The US is temporarily allowing in products from overseas not ordinarily sold in the market to help it cope with the shortfall of infant-formula there and Canada is likely to follow suit.

“Health Canada is monitoring the supply situation and is working with manufacturers to import this product where possible,” it said in a statement.

It added: “Other manufacturers have increased their production to quickly provide alternative products.”

The Abbott plant in Michigan halted production of formula in February following a voluntary recall amid fears of the presence of Cronobacter sakazakii or Salmonella in products produced there.

It could reopen in the next few weeks, once the US Food and Drug Administration confirms the initial requirements for start-up have been met.

However, Abbott said it may take six to eight weeks for products from the factory to arrive on retailers’ shelves.

Canadian food industry watchers are now questioning the country’s approach to infant-formula production.

They have turned their attention to the Canada Royal Milk infant-formula manufacturing facility in Kingston, Ontario, which is owned by China’s Feihe International. Everything produced at the plant – the largest of its kind in Canada – is shipped back to China.

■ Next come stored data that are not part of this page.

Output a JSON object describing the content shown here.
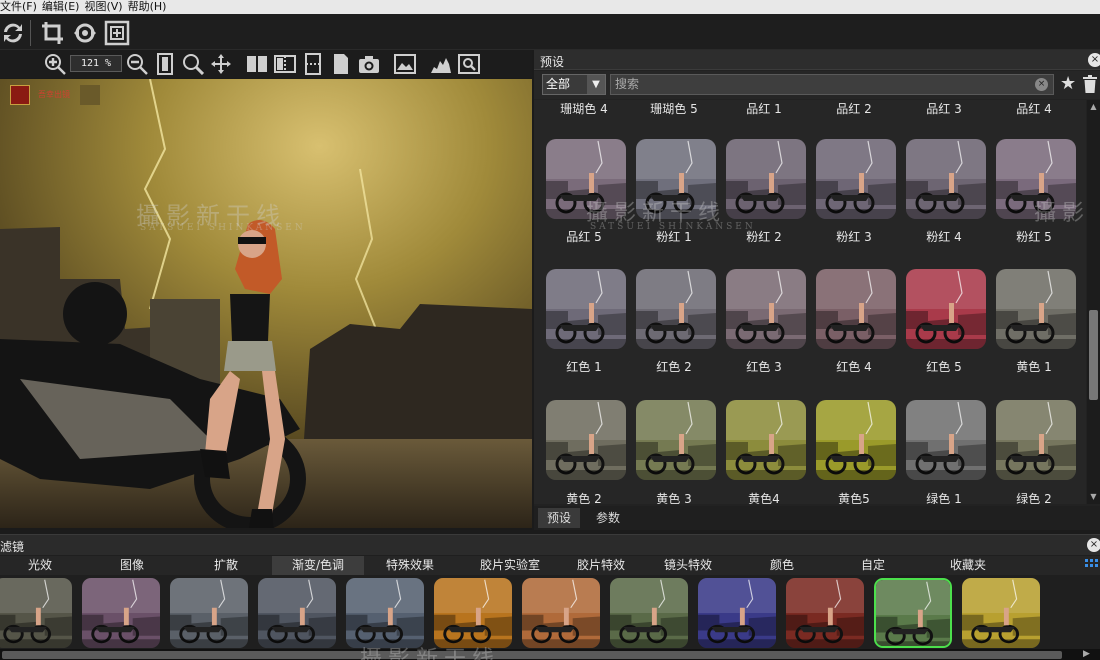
{
  "menu": [
    "文件(F)",
    "编辑(E)",
    "视图(V)",
    "帮助(H)"
  ],
  "zoom": "121 %",
  "watermark": {
    "cn": "攝影新干线",
    "en": "SATSUEI SHINKANSEN"
  },
  "stamp": "吾幸出镜",
  "preset_panel": {
    "title": "预设",
    "close": "×",
    "category": "全部",
    "search_placeholder": "搜索",
    "labels_row0": [
      "珊瑚色 4",
      "珊瑚色 5",
      "品红 1",
      "品红 2",
      "品红 3",
      "品红 4"
    ],
    "labels_row1": [
      "品红 5",
      "粉红 1",
      "粉红 2",
      "粉红 3",
      "粉红 4",
      "粉红 5"
    ],
    "labels_row2": [
      "红色 1",
      "红色 2",
      "红色 3",
      "红色 4",
      "红色 5",
      "黄色 1"
    ],
    "labels_row3": [
      "黄色 2",
      "黄色 3",
      "黄色4",
      "黄色5",
      "绿色 1",
      "绿色 2"
    ],
    "tabs": [
      "预设",
      "参数"
    ]
  },
  "filter_panel": {
    "title": "滤镜",
    "close": "×",
    "categories": [
      "光效",
      "图像",
      "扩散",
      "渐变/色调",
      "特殊效果",
      "胶片实验室",
      "胶片特效",
      "镜头特效",
      "颜色",
      "自定",
      "收藏夹"
    ],
    "active_category": "渐变/色调"
  },
  "colors": {
    "preset_tints": [
      [
        "#7a6b7a",
        "#6f6f7c",
        "#6c6270",
        "#6e6675",
        "#6d6572",
        "#7a6a7c"
      ],
      [
        "#6e6a78",
        "#6d6a73",
        "#7a6a73",
        "#7a5f66",
        "#a93a4a",
        "#6f6e66"
      ],
      [
        "#6f6d5f",
        "#757a52",
        "#8c8c3c",
        "#9a9a2a",
        "#707070",
        "#76765e"
      ]
    ],
    "filter_tints": [
      "#555548",
      "#6a5068",
      "#5a6068",
      "#4f5560",
      "#556070",
      "#b8741e",
      "#b06a3a",
      "#5a6a48",
      "#3a3a88",
      "#7a2a22",
      "#5a7a4a",
      "#b8a030"
    ],
    "selected_border": "#4ce04c"
  }
}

Dr. Sylvain Charlebois, a professor in food distribution and food policy at Dalhousie University in Nova Scotia, tweeted: “Few will care about food security, until a nation becomes food insecure. This is what happened in Canada with baby-formula. Nobody cared about Chinese-owned Canada Royal Milk in Kingston until we ran out of baby-formula in our country.”

Dr. Charlebois told Just Food: “Canada needs to be more food autonomous while growing more markets abroad. With dairy in particular, Canada needs to be more strategic about its domestic market.”

He added: “Seeing Canadian-manufactured baby-formula operated by a Chinese company, using Canadian supply-management milk, is simply beyond belief. Supply management exists to serve Canadians only, not foreign markets. If foreign markets are a priority now, supply management needs to change.

“Either force the plant to only buy off-quota milk or get the plant to service the Canadian market as well.”

Supply management refers to how Canada controls the supply of certain commodities, including dairy, to ensure stable prices.